Exceptions to the ruleTh_credit-checks-impact-score
If you’re shopping around for mortgages and car loans, you might apply to several lenders to see which offers you the best rate. FICO has calibrated its algorithms so that rate shoppers don’t get hit for each inquiry.

“The algorithm behind the score is savvy enough to know when someone is shopping,” Sprauve says.

If you have several inquiries for the same type of loan within a relatively short amount of time — 30 to 40 days — you won’t be penalized. In these cases, several inquiries would be counted as one.

Penalties come when someone is trying to open several types of credit in a short period of time — a car loan, credit card and a mortgage, for example. Applying for multiple types of credit at once makes it appear that you’re looking for money and can’t get it in other ways, says Doug deBruyn, certified mortgage adviser with the Mortgage Advisory Group in Bellevue, Wash.

Several attempts to access credit add to your risk of not repaying a loan when creditors consider lending you money. FICO data show that people with six or more inquiries on their credit reports can be up to eight times more likely to declare bankruptcy than those with no inquiries.

Minimizing the impact
If your FICO score is hovering near 700, hard pulls could pull you below that benchmark and make a significant difference, deBruyn says (as much as a quarter percent or half percent on a mortgage interest rate), which can result in a higher payment every month.

A score just below 700 “makes a huge difference now,” deBruyn says. “A few years ago it didn’t make that much difference, but now it really does. It could be a difference of half a percent compared to a score of 740.”

It’s hard to pinpoint what part of a credit score may push you into paying a higher rate, but there are some ways to minimize hard pulls:

Think carefully about whether you need that retail card. Offers of discounts when you open a store credit card may seem attractive, but if you don’t pay off the balance in full, the interest charges likely will wipe out the original discount in the first month, Sprauve says.

Moreover, if you’re making a major purchase, like a home, that card will just become one more inquiry you’ll have to explain to a lender.

“In the mortgage world, we’re going to go back 120 days to see who’s pulled your credit,” deBruyn says. “And we’re going to require a letter of explanation from the borrower on each pull to explain what they were for and whether they have resulted in any new debt that’s not on their credit report and if so, what is their payment.”

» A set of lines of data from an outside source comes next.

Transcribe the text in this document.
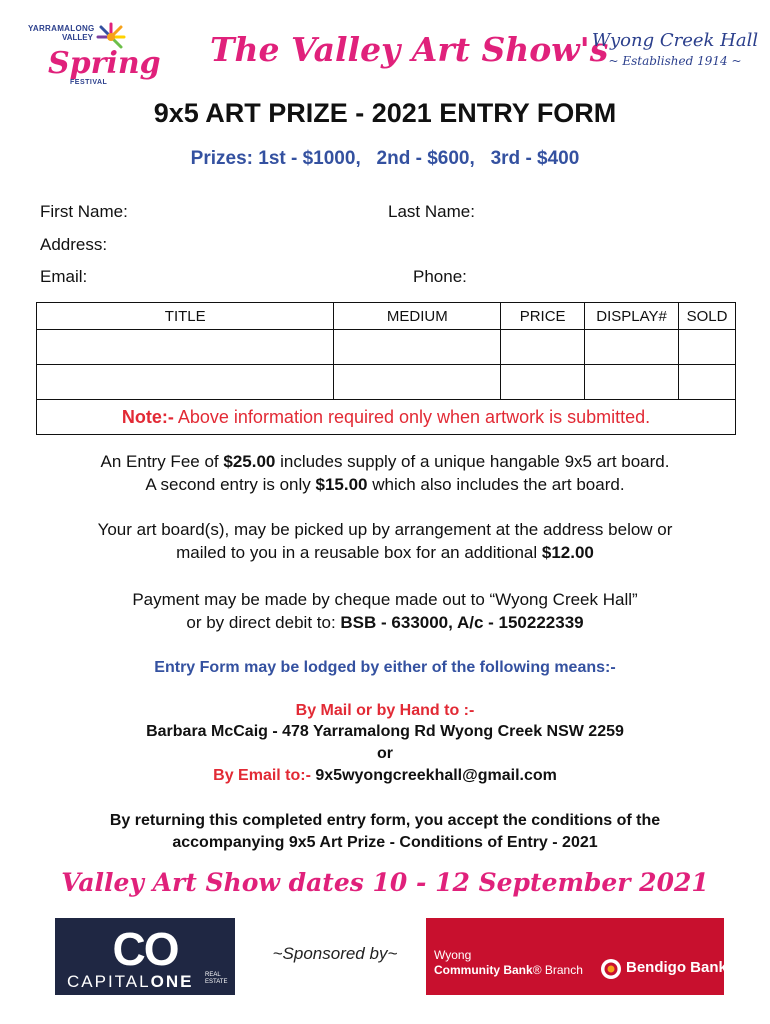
YARRAMALONG
VALLEY
Spring
FESTIVAL
The Valley Art Show's
Wyong Creek Hall
~ Established 1914 ~
9x5 ART PRIZE - 2021 ENTRY FORM
Prizes: 1st - $1000,   2nd - $600,   3rd - $400
First Name:	Last Name:
Address:
Email:	Phone:
TITLE	MEDIUM	PRICE	DISPLAY#	SOLD

Note:- Above information required only when artwork is submitted.				
An Entry Fee of $25.00 includes supply of a unique hangable 9x5 art board.
A second entry is only $15.00 which also includes the art board.
Your art board(s), may be picked up by arrangement at the address below or
mailed to you in a reusable box for an additional $12.00
Payment may be made by cheque made out to “Wyong Creek Hall”
or by direct debit to: BSB - 633000, A/c - 150222339
Entry Form may be lodged by either of the following means:-
By Mail or by Hand to :-
Barbara McCaig - 478 Yarramalong Rd Wyong Creek NSW 2259
or
By Email to:- 9x5wyongcreekhall@gmail.com
By returning this completed entry form, you accept the conditions of the
accompanying 9x5 Art Prize - Conditions of Entry - 2021
Valley Art Show dates 10 - 12 September 2021
CO
CAPITALONE REAL
ESTATE
~Sponsored by~	Wyong
Community Bank® Branch	Bendigo Bank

There are times when opening a line of credit near the time you’re buying a house may be the right decision. For example, Sprauve, who is selling his house and buying a new one, says that it made sense to open up credit at Home Depot, given the work to be done on improvements. Yet consumers should ask themselves whether they really need the new credit. Often the answer is “no.”

“It’s important when thinking about a major purchase … to not be opening new credit within, at a minimum, six months, better case a year, before you’re actually applying,” Sprauve says.

Pull your own credit report free through Annualcreditreport.com. You can offer the report to potential landlords so they don’t have to pull it themselves. Mortgage companies and other lenders, however, will likely insist on making the inquiry when it comes time to make a lending decision.

Confine your shopping for a car loan or mortgage to 30 to 40 days. That will ensure any inquiries fall under the “shopping” exemption.

Keep other factors in your credit score clean. Pay your bills on time and keep your credit card balances low — about 10 to 15 percent of your total available credit. That will help mitigate the effect of hard pulls.

If you find inquiries on your credit report that you think are being improperly reported, notify the big three credit bureaus, Equifax, Experian and TransUnion. The Federal Trade Commission offers a guide to disputing inaccurate credit information.